Synchronization scenarios due to the insertion of time delay in a communication ODEs model for chemical oscillators

The Oregonator system, consisting of three Ordinary Differential Equations (ODEs), can be used for modeling the Belousov-Zhabotinsky (BZ) chemical reaction. The behavior of this phenomenon is interesting, given the oscillatory character of the related chemical components. For this reason, the use of techniques such as Exponential Fitting (EF) can be very effective in solving the Oregonator system, and D’Ambrosio et. al. have conducted studies related to this purpose. In fact, given the oscillation experimental frequency of the components, they used adapted numerical methods to follow the qualitative a-priori known behavior of the solution. In a recent work, Budroni et. al. considered a modified version of the Oregonator model, inserting an additional ODE within the original system and slightly altering the others. This version was used to model a network of diffusively coupled inorganic oscillators, confined in micro-compartments by means of a flow-focus microfluidic technique. Such networks allow to understand and predict the communication modalities between different individuals, regulated by the exchange of activatory or inhibitory signals. However, there are some compartmentalization constraints that can affect the communication between consecutive micro-oscillators.

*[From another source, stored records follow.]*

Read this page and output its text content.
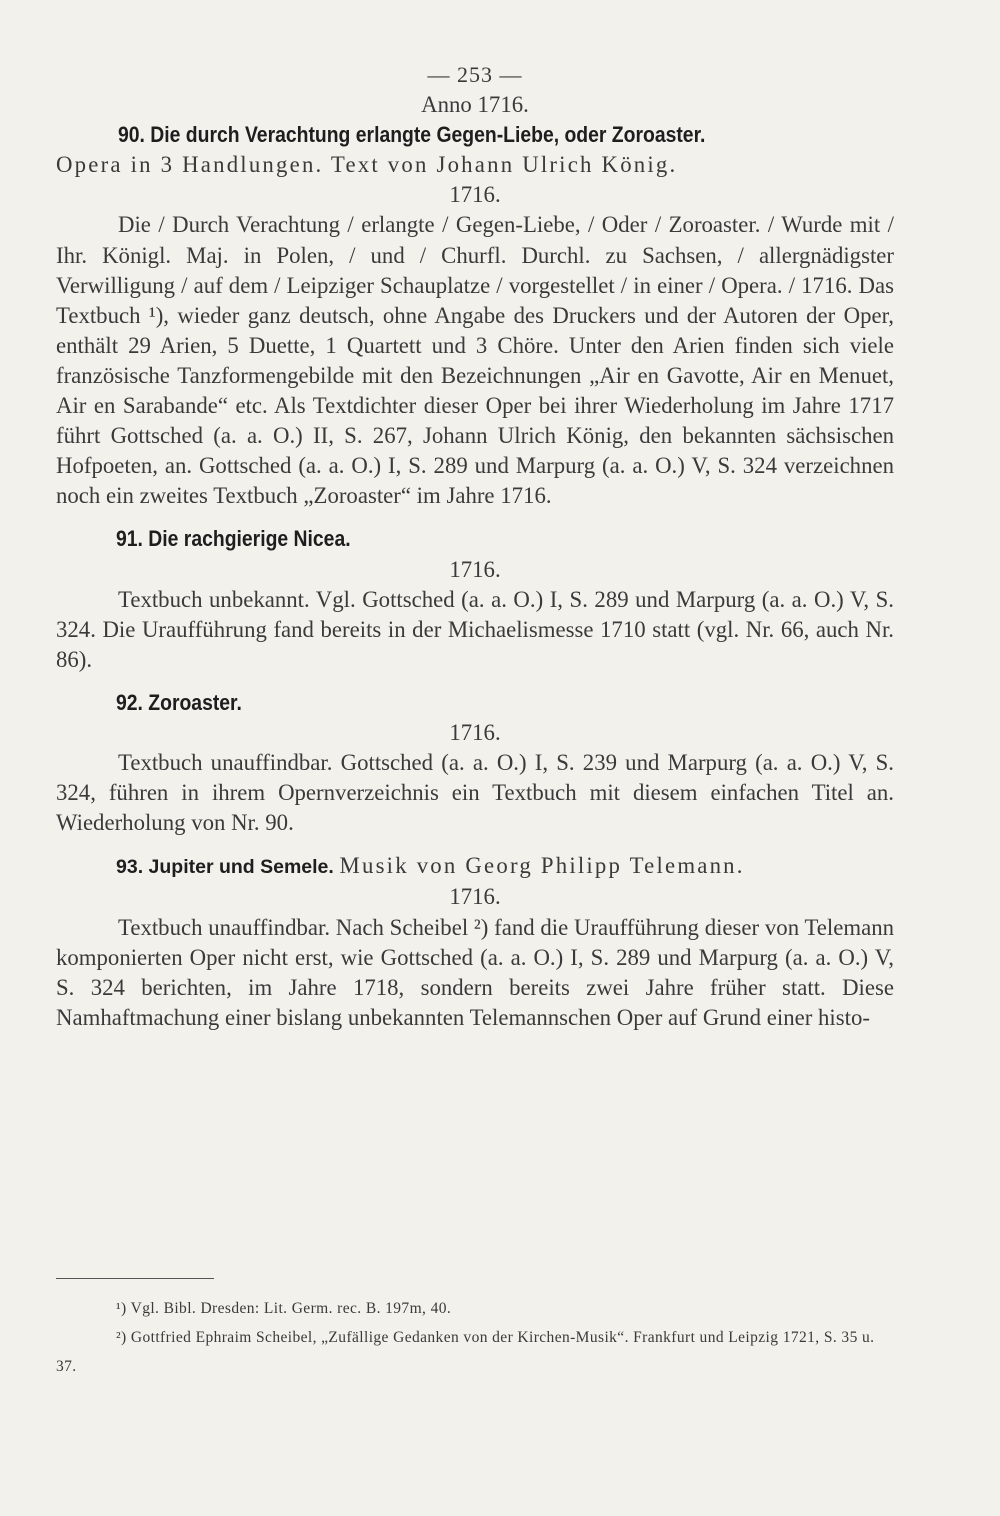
— 253 —

Anno 1716.

90. Die durch Verachtung erlangte Gegen-Liebe, oder Zoroaster.

Opera in 3 Handlungen. Text von Johann Ulrich König.

1716.

Die / Durch Verachtung / erlangte / Gegen-Liebe, / Oder / Zoroaster. / Wurde mit / Ihr. Königl. Maj. in Polen, / und / Churfl. Durchl. zu Sachsen, / allergnädigster Verwilligung / auf dem / Leipziger Schauplatze / vorgestellet / in einer / Opera. / 1716. Das Textbuch ¹), wieder ganz deutsch, ohne Angabe des Druckers und der Autoren der Oper, enthält 29 Arien, 5 Duette, 1 Quartett und 3 Chöre. Unter den Arien finden sich viele französische Tanzformengebilde mit den Bezeichnungen „Air en Gavotte, Air en Menuet, Air en Sarabande“ etc. Als Textdichter dieser Oper bei ihrer Wiederholung im Jahre 1717 führt Gottsched (a. a. O.) II, S. 267, Johann Ulrich König, den bekannten sächsischen Hofpoeten, an. Gottsched (a. a. O.) I, S. 289 und Marpurg (a. a. O.) V, S. 324 verzeichnen noch ein zweites Textbuch „Zoroaster“ im Jahre 1716.

91. Die rachgierige Nicea.

1716.

Textbuch unbekannt. Vgl. Gottsched (a. a. O.) I, S. 289 und Marpurg (a. a. O.) V, S. 324. Die Uraufführung fand bereits in der Michaelismesse 1710 statt (vgl. Nr. 66, auch Nr. 86).

92. Zoroaster.

1716.

Textbuch unauffindbar. Gottsched (a. a. O.) I, S. 239 und Marpurg (a. a. O.) V, S. 324, führen in ihrem Opernverzeichnis ein Textbuch mit diesem einfachen Titel an. Wiederholung von Nr. 90.

93. Jupiter und Semele. Musik von Georg Philipp Telemann.

1716.

Textbuch unauffindbar. Nach Scheibel ²) fand die Uraufführung dieser von Telemann komponierten Oper nicht erst, wie Gottsched (a. a. O.) I, S. 289 und Marpurg (a. a. O.) V, S. 324 berichten, im Jahre 1718, sondern bereits zwei Jahre früher statt. Diese Namhaftmachung einer bislang unbekannten Telemannschen Oper auf Grund einer histo-

¹) Vgl. Bibl. Dresden: Lit. Germ. rec. B. 197m, 40.

²) Gottfried Ephraim Scheibel, „Zufällige Gedanken von der Kirchen-Musik“. Frankfurt und Leipzig 1721, S. 35 u. 37.
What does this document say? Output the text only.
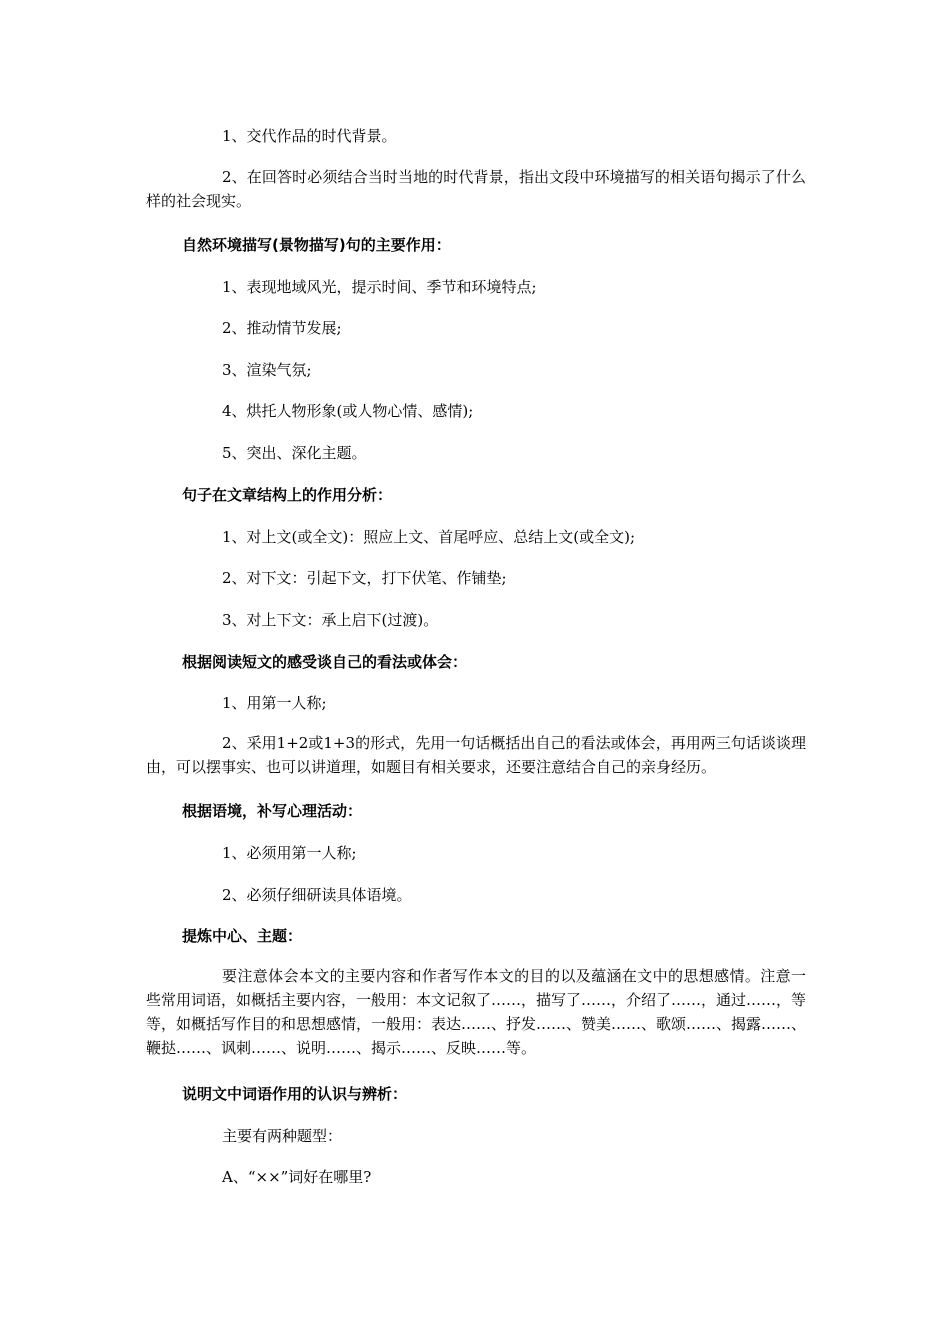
1、交代作品的时代背景。
2、在回答时必须结合当时当地的时代背景，指出文段中环境描写的相关语句揭示了什么样的社会现实。
自然环境描写(景物描写)句的主要作用：
1、表现地域风光，提示时间、季节和环境特点;
2、推动情节发展;
3、渲染气氛;
4、烘托人物形象(或人物心情、感情);
5、突出、深化主题。
句子在文章结构上的作用分析：
1、对上文(或全文)：照应上文、首尾呼应、总结上文(或全文);
2、对下文：引起下文，打下伏笔、作铺垫;
3、对上下文：承上启下(过渡)。
根据阅读短文的感受谈自己的看法或体会：
1、用第一人称;
2、采用1+2或1+3的形式，先用一句话概括出自己的看法或体会，再用两三句话谈谈理由，可以摆事实、也可以讲道理，如题目有相关要求，还要注意结合自己的亲身经历。
根据语境，补写心理活动：
1、必须用第一人称;
2、必须仔细研读具体语境。
提炼中心、主题：
要注意体会本文的主要内容和作者写作本文的目的以及蕴涵在文中的思想感情。注意一些常用词语，如概括主要内容，一般用：本文记叙了……，描写了……，介绍了……，通过……，等等，如概括写作目的和思想感情，一般用：表达……、抒发……、赞美……、歌颂……、揭露……、鞭挞……、讽刺……、说明……、揭示……、反映……等。
说明文中词语作用的认识与辨析：
主要有两种题型：
A、“××”词好在哪里?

Therefore, in order to improve the model from this point of view, we have introduced a constant time delay inside the coupling term of the ODEs system. We show how the new Delay Differential Equations (DDEs) model thus obtained can be used not only to quantitatively improve the correspondence between numerical and in-silico experimental results, but also to represent other types of real phenomena. In fact, as the delay varies, different synchronization scenarios occur for the micro-oscillators involved in the system. For example, there are similarities between the observed phase transition dynamics and synchronization scenarios characterizing the coordination of oscillatory limb movements. Furthermore, we analyze and compare the efficiency of numerical methods used to solve the DDEs system, also discussing techniques that can be used to improve experimental results.